Nreal unveils new AR sunglasses for binge watching TV

Nreal describes the new Nreal Air glasses have certain fundamental characteristics with the Nreal Light glasses from 2020.


Main Highlights

Nreal, an augmented reality firm, is releasing a less expensive, iOS-compatible, and more compact version of its smart glasses. The new Nreal Air glasses are expected to be available in Japan, China, and South Korea beginning in December 2021. The price has not been established, but Nreal claims they will be “a quarter of the price” of its previous Nreal Light spectacles, which began retailing for approximately $600 last year.

According to Nreal’s description, the new Nreal Air glasses have certain fundamental characteristics with the Nreal Light glasses from 2020. Both are meant to appear like ordinary sunglasses and are marketed as being perfect for displaying a virtual big-screen display in front of your eyes. They both have augmented reality optics that use tiny OLED screens and are powered by a phone through a tether wire. And neither is directed at companies, researchers, or the military.

Nreal was created in 2017 with the goal of creating consumer-facing Mixed Reality (MR) user experiences all over the world. The Nreal Light MR glasses are lightweight, comfortable, and have a broad Field of View (FoV). Nreal Light was widely praised for its wearability and digital interactivity when it was first presented at the 2019 Consumer Electronics Show (CES) in Las Vegas. Nreal received Engadget’s “Best of CES Award,” becoming the first Chinese firm to do so since the award’s debut.

However, Nreal Air glasses vary from their predecessors in terms of feature set. The initial Nreal Light spectacles, similar to Microsoft HoloLens or Magic Leap technology, could map physical space around you using a set of outward-facing cameras. Nreal Air glasses, on the other hand, lack any outward-facing cameras. They can show video and phone applications, but they can’t see what’s around them, thus they lack the spatial awareness and hand tracking capabilities of the Nreal Light. You’ll operate them with a smartphone app, which is also an option for Light glasses.

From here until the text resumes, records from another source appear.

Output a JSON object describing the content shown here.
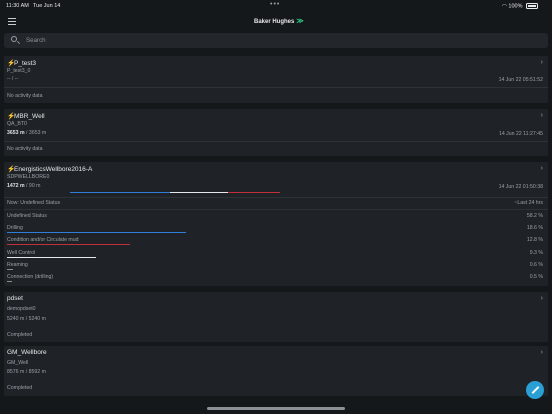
{
  "status_bar": {
    "time": "11:30 AM",
    "date": "Tue Jun 14",
    "battery": "100%"
  },
  "app": {
    "brand": "Baker Hughes"
  },
  "search": {
    "placeholder": "Search"
  },
  "wells": [
    {
      "name": "P_test3",
      "sub": "P_test3_0",
      "depth": "-- / --",
      "timestamp": "14 Jun 22 05:51:52",
      "activity": "No activity data"
    },
    {
      "name": "MBR_Well",
      "sub": "QA_BT0",
      "depth_bold": "3653 m",
      "depth_rest": " / 3653 m",
      "timestamp": "14 Jun 22 11:27:45",
      "activity": "No activity data"
    },
    {
      "name": "EnergisticsWellbore2016-A",
      "sub": "SDPWELLBORE0",
      "depth_bold": "1472 m",
      "depth_rest": " / 90 m",
      "timestamp": "14 Jun 22 01:50:38",
      "now_status": "Now: Undefined Status",
      "window": "Last 24 hrs",
      "activities": [
        {
          "label": "Undefined Status",
          "pct": "58.2 %",
          "value": 58.2,
          "color": "#7a7f84"
        },
        {
          "label": "Drilling",
          "pct": "18.6 %",
          "value": 18.6,
          "color": "#2f7fd8"
        },
        {
          "label": "Condition and/or Circulate mud",
          "pct": "12.8 %",
          "value": 12.8,
          "color": "#c0303a"
        },
        {
          "label": "Well Control",
          "pct": "9.3 %",
          "value": 9.3,
          "color": "#e6e8ea"
        },
        {
          "label": "Reaming",
          "pct": "0.6 %",
          "value": 0.6,
          "color": "#8a8f94"
        },
        {
          "label": "Connection (drilling)",
          "pct": "0.5 %",
          "value": 0.5,
          "color": "#8a8f94"
        }
      ]
    },
    {
      "name": "pdset",
      "sub": "demopdset0",
      "depth": "5240 m / 5240 m",
      "activity": "Completed"
    },
    {
      "name": "GM_Wellbore",
      "sub": "GM_Well",
      "depth": "8576 m / 8592 m",
      "activity": "Completed"
    }
  ]
}
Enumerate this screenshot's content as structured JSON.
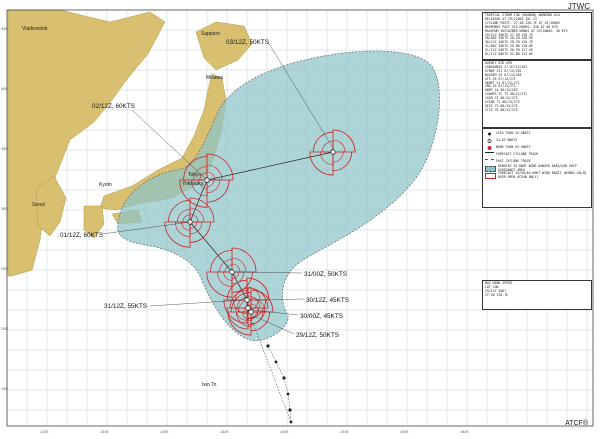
{
  "header": {
    "agency": "JTWC",
    "footer": "ATCF®"
  },
  "warning_text": [
    "TROPICAL STORM 13W (KHANUN) WARNING #14",
    "RELEASED AT 29/2100Z JUL 23",
    "CYCLONE POSIT: 27.2N 128.7E AT 29/1800Z",
    "MOVEMENT PAST SIX HOURS: 340 AT 08 KTS",
    "MAXIMUM SUSTAINED WINDS AT 29/1800Z: 50 KTS",
    "29/12Z  50KTS    27.2N 128.7E",
    "30/00Z  45KTS    28.1N 128.5E",
    "30/12Z  45KTS    28.7N 128.7E",
    "31/00Z  50KTS    29.6N 128.0E",
    "31/12Z  55KTS    30.7N 127.2E",
    "01/12Z  60KTS    32.8N 125.6E"
  ],
  "agency_table": {
    "header": [
      "AGENCY",
      "DIR",
      "SPD"
    ],
    "rows": [
      [
        "CONSENSUS",
        "27",
        "07/15/281"
      ],
      [
        "ECMWF",
        "231",
        "07/15/262"
      ],
      [
        "NAVGEM",
        "25",
        "07/14/263"
      ],
      [
        "GFS",
        "28",
        "07/14/271"
      ],
      [
        "UKMET",
        "21",
        "07/13/271"
      ],
      [
        "JMA",
        "26",
        "07/13/272"
      ],
      [
        "HWRF",
        "24",
        "08/12/263"
      ],
      [
        "COAMPS-TC",
        "73",
        "08/12/272"
      ],
      [
        "JGSM",
        "73",
        "08/12/273"
      ],
      [
        "ECENS",
        "71",
        "08/13/273"
      ],
      [
        "GEFS",
        "73",
        "08/13/275"
      ],
      [
        "CTCX",
        "76",
        "08/12/275"
      ]
    ]
  },
  "legend": {
    "items": [
      {
        "label": "LESS THAN 34 KNOTS",
        "kind": "dot"
      },
      {
        "label": "34-63 KNOTS",
        "kind": "ring"
      },
      {
        "label": "MORE THAN 63 KNOTS",
        "kind": "storm"
      },
      {
        "label": "FORECAST CYCLONE TRACK",
        "kind": "line"
      },
      {
        "label": "PAST CYCLONE TRACK",
        "kind": "dashed"
      },
      {
        "label": "DENOTES 34 KNOT WIND DANGER AREA/USN SHIP AVOIDANCE AREA",
        "kind": "cone"
      },
      {
        "label": "FORECAST 34/50/64 KNOT WIND RADII (WINDS VALID OVER OPEN OCEAN ONLY)",
        "kind": "radii"
      }
    ]
  },
  "key_text": [
    "MAX WIND SPEED",
    "LAT    LON",
    "29/12Z  50KT",
    "27.2N  128.7E"
  ],
  "places": [
    "Vladivostok",
    "Sapporo",
    "Misawa",
    "Tokyo",
    "Yokosuka",
    "Kyoto",
    "Seoul",
    "Iwo To"
  ],
  "forecast_labels": [
    "03/12Z, 50KTS",
    "02/12Z, 60KTS",
    "01/12Z, 60KTS",
    "31/00Z, 50KTS",
    "31/12Z, 55KTS",
    "30/12Z, 45KTS",
    "30/00Z, 45KTS",
    "29/12Z, 50KTS"
  ],
  "axis": {
    "lon_ticks": [
      "125E",
      "130E",
      "135E",
      "140E",
      "145E",
      "150E",
      "155E",
      "160E"
    ],
    "lat_ticks": [
      "45N",
      "40N",
      "35N",
      "30N",
      "25N",
      "20N",
      "15N"
    ]
  },
  "colors": {
    "ocean": "#ffffff",
    "land": "#d8c070",
    "cone": "#8ec3c8",
    "track": "#222222",
    "radii": "#cc2222",
    "grid": "#b8c4cc",
    "past_track": "#555555"
  }
}
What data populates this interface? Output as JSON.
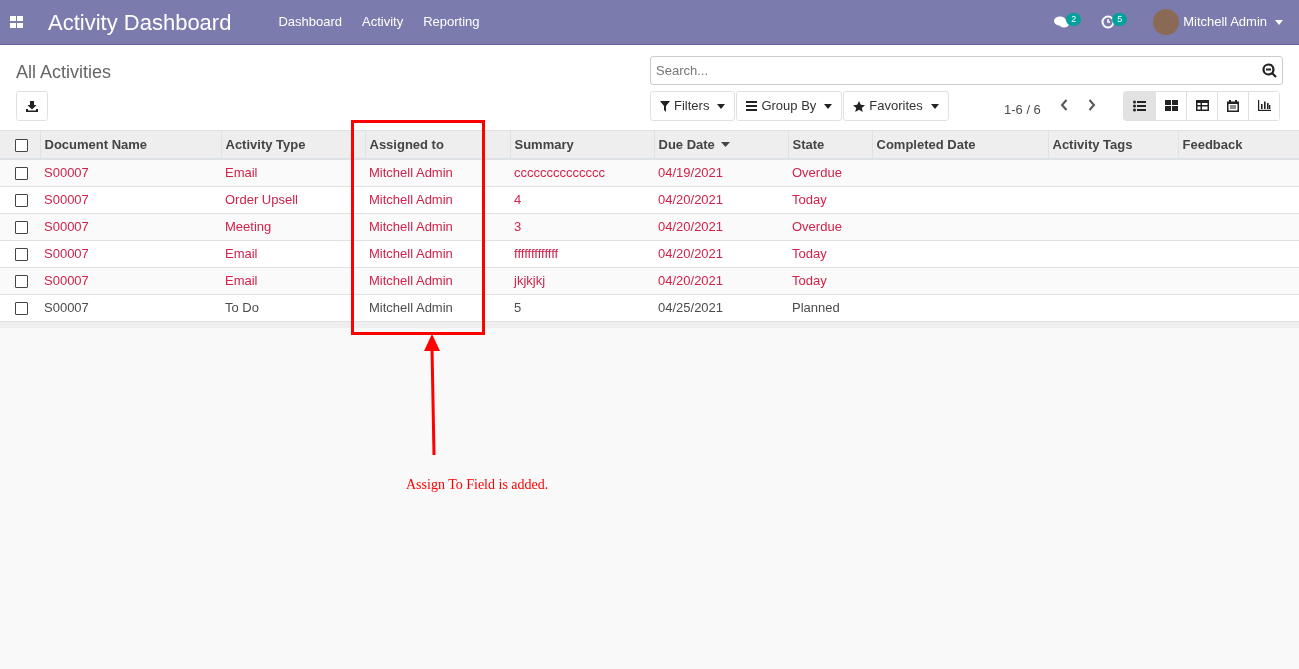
{
  "navbar": {
    "app_title": "Activity Dashboard",
    "menu": [
      "Dashboard",
      "Activity",
      "Reporting"
    ],
    "messages_count": "2",
    "activities_count": "5",
    "user": "Mitchell Admin"
  },
  "control_panel": {
    "title": "All Activities",
    "search": {
      "placeholder": "Search..."
    },
    "filters": [
      "Filters",
      "Group By",
      "Favorites"
    ],
    "pager": "1-6 / 6",
    "views": [
      {
        "kind": "list",
        "selected": true
      },
      {
        "kind": "kanban",
        "selected": false
      },
      {
        "kind": "pivot",
        "selected": false
      },
      {
        "kind": "calendar",
        "selected": false
      },
      {
        "kind": "graph",
        "selected": false
      }
    ]
  },
  "table": {
    "select_all_checked": false,
    "columns": [
      {
        "label": "Document Name",
        "sorted": false
      },
      {
        "label": "Activity Type",
        "sorted": false
      },
      {
        "label": "Assigned to",
        "sorted": false
      },
      {
        "label": "Summary",
        "sorted": false
      },
      {
        "label": "Due Date",
        "sorted": true
      },
      {
        "label": "State",
        "sorted": false
      },
      {
        "label": "Completed Date",
        "sorted": false
      },
      {
        "label": "Activity Tags",
        "sorted": false
      },
      {
        "label": "Feedback",
        "sorted": false
      }
    ],
    "rows": [
      {
        "checked": false,
        "late": true,
        "cells": [
          "S00007",
          "Email",
          "Mitchell Admin",
          "cccccccccccccc",
          "04/19/2021",
          "Overdue"
        ]
      },
      {
        "checked": false,
        "late": true,
        "cells": [
          "S00007",
          "Order Upsell",
          "Mitchell Admin",
          "4",
          "04/20/2021",
          "Today"
        ]
      },
      {
        "checked": false,
        "late": true,
        "cells": [
          "S00007",
          "Meeting",
          "Mitchell Admin",
          "3",
          "04/20/2021",
          "Overdue"
        ]
      },
      {
        "checked": false,
        "late": true,
        "cells": [
          "S00007",
          "Email",
          "Mitchell Admin",
          "fffffffffffff",
          "04/20/2021",
          "Today"
        ]
      },
      {
        "checked": false,
        "late": true,
        "cells": [
          "S00007",
          "Email",
          "Mitchell Admin",
          "jkjkjkj",
          "04/20/2021",
          "Today"
        ]
      },
      {
        "checked": false,
        "late": false,
        "cells": [
          "S00007",
          "To Do",
          "Mitchell Admin",
          "5",
          "04/25/2021",
          "Planned"
        ]
      }
    ]
  },
  "annotation": {
    "note": "Assign To Field is added."
  }
}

Benefits of Nreal’s glasses

On the plus side, Nreal Air glasses are, strangely, significantly lighter than Light glasses, weighing 77 grams as opposed to 106 grams. They don’t have the somewhat bug-eyed appearance of Light glasses; instead, they resemble Facebook and Ray-smart Ban’s glasses, without the front-facing cameras. (The Ray-Ban Stories glasses, which feature cameras but no augmented reality display, weigh about 50 grams.)

The new glasses allow users to tilt the lenses at three different positions, possibly making it simpler for more individuals to obtain a sharper view. Nreal Light glasses were initially designed to operate with particular 5G Android phones, but the updated glasses will also work when connected to iPhones and iPads, as well as “most” Android smartphones.

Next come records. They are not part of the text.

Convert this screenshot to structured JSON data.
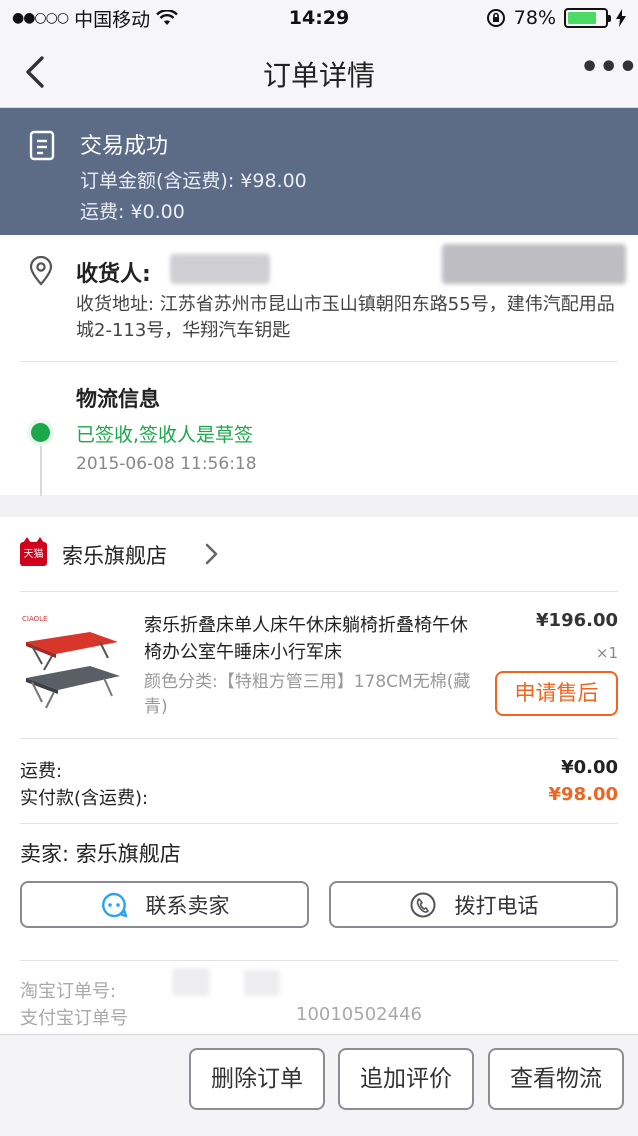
{
  "status_bar": {
    "carrier": "中国移动",
    "time": "14:29",
    "battery_text": "78%",
    "battery_level": 0.78
  },
  "nav": {
    "title": "订单详情",
    "more": "•••"
  },
  "order_status": {
    "title": "交易成功",
    "amount_line": "订单金额(含运费): ¥98.00",
    "shipping_line": "运费: ¥0.00"
  },
  "receiver": {
    "label": "收货人:",
    "address": "收货地址: 江苏省苏州市昆山市玉山镇朝阳东路55号，建伟汽配用品城2-113号，华翔汽车钥匙"
  },
  "logistics": {
    "title": "物流信息",
    "status": "已签收,签收人是草签",
    "time": "2015-06-08 11:56:18"
  },
  "shop": {
    "badge": "天猫",
    "name": "索乐旗舰店"
  },
  "product": {
    "title": "索乐折叠床单人床午休床躺椅折叠椅午休椅办公室午睡床小行军床",
    "spec": "颜色分类:【特粗方管三用】178CM无棉(藏青)",
    "price": "¥196.00",
    "qty": "×1",
    "after_sale_label": "申请售后"
  },
  "fees": {
    "shipping_label": "运费:",
    "shipping_value": "¥0.00",
    "paid_label": "实付款(含运费):",
    "paid_value": "¥98.00"
  },
  "seller": {
    "text": "卖家: 索乐旗舰店",
    "contact_label": "联系卖家",
    "call_label": "拨打电话"
  },
  "order_meta": {
    "taobao_label": "淘宝订单号:",
    "alipay_label": "支付宝订单号",
    "alipay_partial": "10010502446"
  },
  "actions": {
    "delete": "删除订单",
    "review": "追加评价",
    "logistics": "查看物流"
  },
  "colors": {
    "banner": "#5c6b86",
    "accent_orange": "#f2641e",
    "success_green": "#1aa84a",
    "tmall_red": "#d0021b"
  }
}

The Nreal Air glasses offer a greater screen refresh rate of 90Hz and a higher pixel density of 49 PPD as compared to the Light. According to Nreal, the field of view of the glasses is 46 degrees, compared to 52 degrees for the Nreal Light — this corresponds to the Air’s view being equivalent to a 130-inch screen from 3 meters away or a 201-inch screen from 6 meters. If users have friends who also have Nreal glasses, they may host a viewing party, which converts the screen into a shared virtual theatre where they can all watch the same video.

Increased deployment

Nreal wants to increase the Air glasses’ deployment in 2022, and a spokeswoman says the US is a “big market” for the business, though no plans to ship there have been revealed. It will offer the glasses in collaboration with major phone carriers, as it did with the Light; it hasn’t announced particular partners, but it has previously collaborated with Germany’s Deutsche Telekom, Korea’s LG Uplus, and Japan’s KDDI.

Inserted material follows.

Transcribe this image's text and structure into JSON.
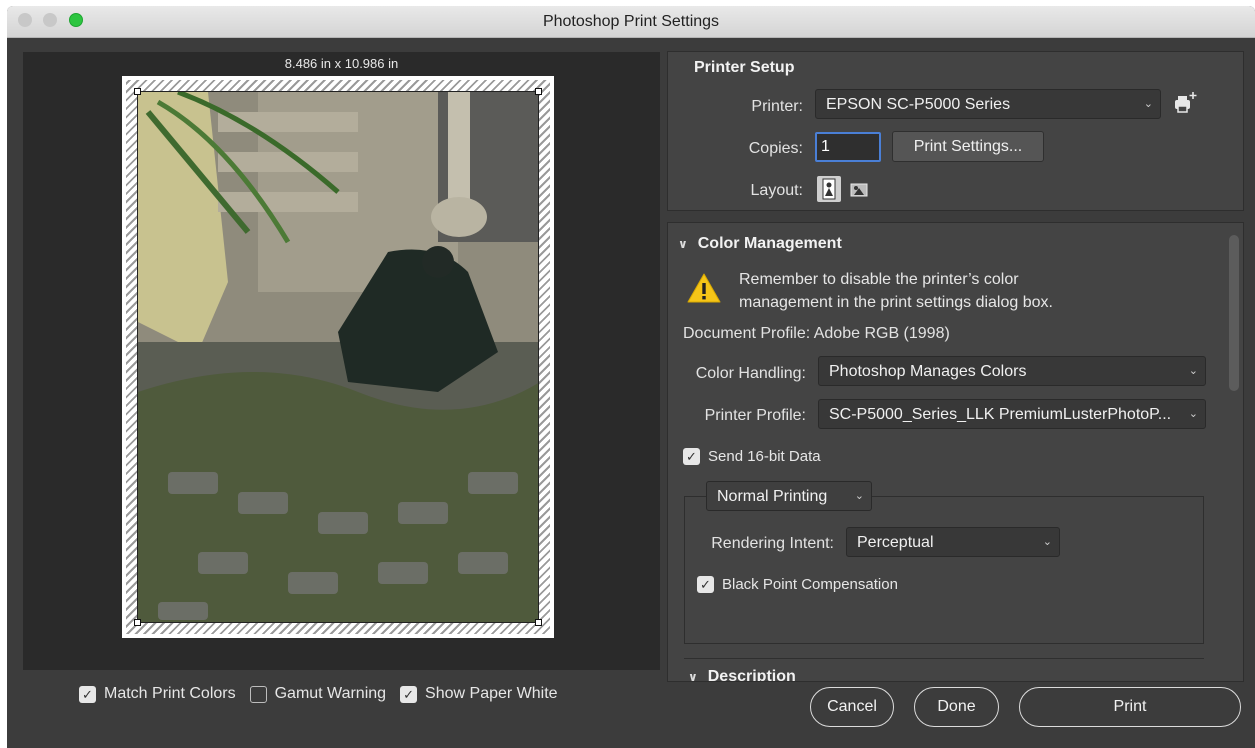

According to a Nreal representative, the Air was created when the firm realized that most users were primarily utilizing the glasses to view the streaming video (and to a lesser extent, surf the web) or to build apps for the platform. In Korea, around 78 percent of users used glasses to watch streaming material. “Consumers nowadays are demanding lighter, but longer-lasting AR glasses specifically for streaming media and working from home,” said Chi Xu, the company’s creator, in a statement. According to Nreal, the lack of cameras is also intended to convince spectators that the glasses would not intrude on their privacy.